The Structural Genomics Consortium (SGC) is a not-for-profit organization formed in 2004 to determine the three-dimensional structures of proteins of medical relevance, and place them in the Protein Data Bank without restriction on use. The SGC operates out of the Universities of Oxford and Toronto. Over the past five years, the SGC has accounted for ~25% of the global output of novel human protein structures each year, and ~40% of the annual global output of structures of proteins from human parasites. The SGC target proteins have relevance to human health and disease, such as diabetes, cancer and infectious diseases such as malaria.

The SGC is an 'open data' partnership. All research results are published with no restriction. The SGC is also spearheading an "open access" chemistry partnership – a new model for pre-competitive drug discovery in which the public and private sectors collaborate to generate potent and selective pharmacological inhibitors of human proteins that regulate epigenetic signalling, and commit to make these reagents available without restriction on use.

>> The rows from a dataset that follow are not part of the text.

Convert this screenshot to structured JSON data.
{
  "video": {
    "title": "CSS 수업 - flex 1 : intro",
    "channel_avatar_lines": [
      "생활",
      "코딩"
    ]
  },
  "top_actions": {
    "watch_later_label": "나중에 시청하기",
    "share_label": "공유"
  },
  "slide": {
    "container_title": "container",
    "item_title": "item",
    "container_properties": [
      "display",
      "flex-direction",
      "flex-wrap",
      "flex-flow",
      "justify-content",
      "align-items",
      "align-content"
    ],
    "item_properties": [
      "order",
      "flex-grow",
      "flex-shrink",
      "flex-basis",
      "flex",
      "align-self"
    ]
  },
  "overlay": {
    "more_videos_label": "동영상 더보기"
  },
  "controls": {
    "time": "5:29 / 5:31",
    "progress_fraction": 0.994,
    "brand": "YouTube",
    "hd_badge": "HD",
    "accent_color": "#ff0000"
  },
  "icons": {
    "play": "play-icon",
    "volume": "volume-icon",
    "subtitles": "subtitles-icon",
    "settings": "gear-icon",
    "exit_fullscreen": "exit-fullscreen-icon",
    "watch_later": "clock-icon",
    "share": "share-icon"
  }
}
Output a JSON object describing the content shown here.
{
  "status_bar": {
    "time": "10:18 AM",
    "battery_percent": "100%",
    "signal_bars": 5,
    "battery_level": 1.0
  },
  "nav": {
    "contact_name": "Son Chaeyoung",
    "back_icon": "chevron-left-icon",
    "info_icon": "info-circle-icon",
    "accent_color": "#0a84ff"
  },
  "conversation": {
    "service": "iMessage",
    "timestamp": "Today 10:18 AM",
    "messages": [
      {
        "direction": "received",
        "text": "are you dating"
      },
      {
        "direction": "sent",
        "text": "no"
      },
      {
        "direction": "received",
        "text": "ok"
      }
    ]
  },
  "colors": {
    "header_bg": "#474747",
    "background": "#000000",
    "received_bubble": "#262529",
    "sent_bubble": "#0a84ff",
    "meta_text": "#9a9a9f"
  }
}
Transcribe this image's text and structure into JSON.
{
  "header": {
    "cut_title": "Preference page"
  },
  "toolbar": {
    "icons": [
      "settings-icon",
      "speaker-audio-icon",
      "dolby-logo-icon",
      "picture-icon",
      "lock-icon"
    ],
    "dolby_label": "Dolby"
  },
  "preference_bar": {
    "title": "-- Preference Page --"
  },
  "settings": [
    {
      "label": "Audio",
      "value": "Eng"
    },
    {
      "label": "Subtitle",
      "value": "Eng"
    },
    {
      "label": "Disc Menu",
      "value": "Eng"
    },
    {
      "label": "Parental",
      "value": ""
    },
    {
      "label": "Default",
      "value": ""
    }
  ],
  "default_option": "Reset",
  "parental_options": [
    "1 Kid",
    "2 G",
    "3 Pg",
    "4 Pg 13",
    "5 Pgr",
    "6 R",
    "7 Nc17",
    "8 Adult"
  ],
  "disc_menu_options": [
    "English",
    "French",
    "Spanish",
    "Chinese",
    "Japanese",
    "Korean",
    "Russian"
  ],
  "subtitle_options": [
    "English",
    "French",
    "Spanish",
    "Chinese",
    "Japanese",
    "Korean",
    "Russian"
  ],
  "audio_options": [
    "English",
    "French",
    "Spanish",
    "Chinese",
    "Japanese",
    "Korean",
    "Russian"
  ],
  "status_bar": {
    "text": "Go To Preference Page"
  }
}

In 2011, the SGC launched a project to create high-quality recombinant antibodies to proteins implicated in epigenetic events in an effort to stimulate research on these proteins. The project is carried out in partnership with leading academic research groups in the field (Tony Kossiakoff and Shohei Koide at University of Chicago, Sachdev Sidhu at the University of Toronto) and the laboratory of Jack Greenblatt at the University of Toronto. These reagents will be made available without restriction on use.

The SGC is headed by Aled Edwards (CEO/Director). Operations at each site are managed by a Chief Scientist – Cheryl Arrowsmith in Toronto, Canada and Chas Bountra in Oxford, UK.

For a complete listing click here.

The SGC has numerous notable partners, such as AbbVie, Bayer HealthCare Pharmaceuticals, and Pfizer. Recently, these organizations together have committed more than US$65 million to the consortium to sustain operation from 2011 to 2015.